The United States doesn’t have a national language, and there is no law requiring a territory to switch to English before becoming a state. Puerto Rico already has both English and Spanish as official languages. These concerns are not real issues or obstacles to statehood.
But did you know that bilingualism is good for the brain? The majority of people in the world now speak more than one language. In the United States, the majority of people are monolingual — speaking just one language — but the number of bilingual and multilingual people in the U.S. is increasing.
The 51st state of Puerto Rico might just help the U.S. catch the wave of the future.
3 Responses
I’m spanish speaker. When drafted in the Army I started speaking english learned in PR. as a 2nd language. My grand daughters are bilingual, they learn eng. in TV,video games and at bilingual school.
I learned english in PR. as a 2nd language,and speak it with an accent.

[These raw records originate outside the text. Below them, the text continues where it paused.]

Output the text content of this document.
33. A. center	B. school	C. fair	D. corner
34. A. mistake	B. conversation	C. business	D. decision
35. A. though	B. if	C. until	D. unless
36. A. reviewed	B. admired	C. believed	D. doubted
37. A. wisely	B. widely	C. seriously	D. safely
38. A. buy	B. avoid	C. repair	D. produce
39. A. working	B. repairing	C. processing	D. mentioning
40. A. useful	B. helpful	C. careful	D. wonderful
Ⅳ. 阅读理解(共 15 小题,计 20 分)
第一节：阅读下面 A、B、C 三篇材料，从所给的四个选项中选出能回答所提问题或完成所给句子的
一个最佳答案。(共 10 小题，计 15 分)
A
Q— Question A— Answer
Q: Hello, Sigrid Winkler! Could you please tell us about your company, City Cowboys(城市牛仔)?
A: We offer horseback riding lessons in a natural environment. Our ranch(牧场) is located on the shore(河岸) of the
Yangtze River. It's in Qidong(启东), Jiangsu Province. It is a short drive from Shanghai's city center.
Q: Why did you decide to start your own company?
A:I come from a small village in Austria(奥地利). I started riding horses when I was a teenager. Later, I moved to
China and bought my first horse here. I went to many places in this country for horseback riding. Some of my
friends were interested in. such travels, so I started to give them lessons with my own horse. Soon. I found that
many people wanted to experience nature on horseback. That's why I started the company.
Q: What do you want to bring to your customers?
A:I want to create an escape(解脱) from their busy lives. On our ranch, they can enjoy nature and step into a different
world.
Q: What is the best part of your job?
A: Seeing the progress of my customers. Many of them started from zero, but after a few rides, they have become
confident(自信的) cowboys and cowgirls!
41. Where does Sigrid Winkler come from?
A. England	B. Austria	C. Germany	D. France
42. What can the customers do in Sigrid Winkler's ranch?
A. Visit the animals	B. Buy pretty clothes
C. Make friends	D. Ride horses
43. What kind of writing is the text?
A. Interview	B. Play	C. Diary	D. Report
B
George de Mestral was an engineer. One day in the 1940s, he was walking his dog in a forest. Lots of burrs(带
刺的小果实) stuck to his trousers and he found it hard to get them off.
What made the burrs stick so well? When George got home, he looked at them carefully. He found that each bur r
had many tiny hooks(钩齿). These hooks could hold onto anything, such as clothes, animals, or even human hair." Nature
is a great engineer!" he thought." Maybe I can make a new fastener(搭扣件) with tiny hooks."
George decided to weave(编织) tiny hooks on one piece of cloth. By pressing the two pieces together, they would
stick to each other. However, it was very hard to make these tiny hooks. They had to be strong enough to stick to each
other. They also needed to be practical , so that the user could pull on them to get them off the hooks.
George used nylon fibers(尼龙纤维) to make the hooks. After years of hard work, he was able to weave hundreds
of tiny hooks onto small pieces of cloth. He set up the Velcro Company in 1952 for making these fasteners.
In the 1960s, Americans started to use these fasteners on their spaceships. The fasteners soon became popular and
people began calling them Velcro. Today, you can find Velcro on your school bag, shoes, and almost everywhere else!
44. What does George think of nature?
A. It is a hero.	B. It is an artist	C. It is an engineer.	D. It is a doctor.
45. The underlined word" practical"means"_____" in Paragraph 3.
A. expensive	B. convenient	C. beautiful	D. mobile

My son and his wife speak it better. My grand children are fully bilingual. They lerned it on TV ,video games and at bilingul schools.
Sadly, only half of Puerto Rico speaks English and about 25% is fluent. Why? Because for most day to day activities it is not really a necessity. The ones that know English are mostly young people and they’re leaving the island in search for easy money in the mainland. And the Government should change all classes, except Spanish, to English. Spanish is great but if we’ve been a US Colony for over a century and we still haven’t forgotten Spanish then there’s no way that we’ll forget our language anytime soon.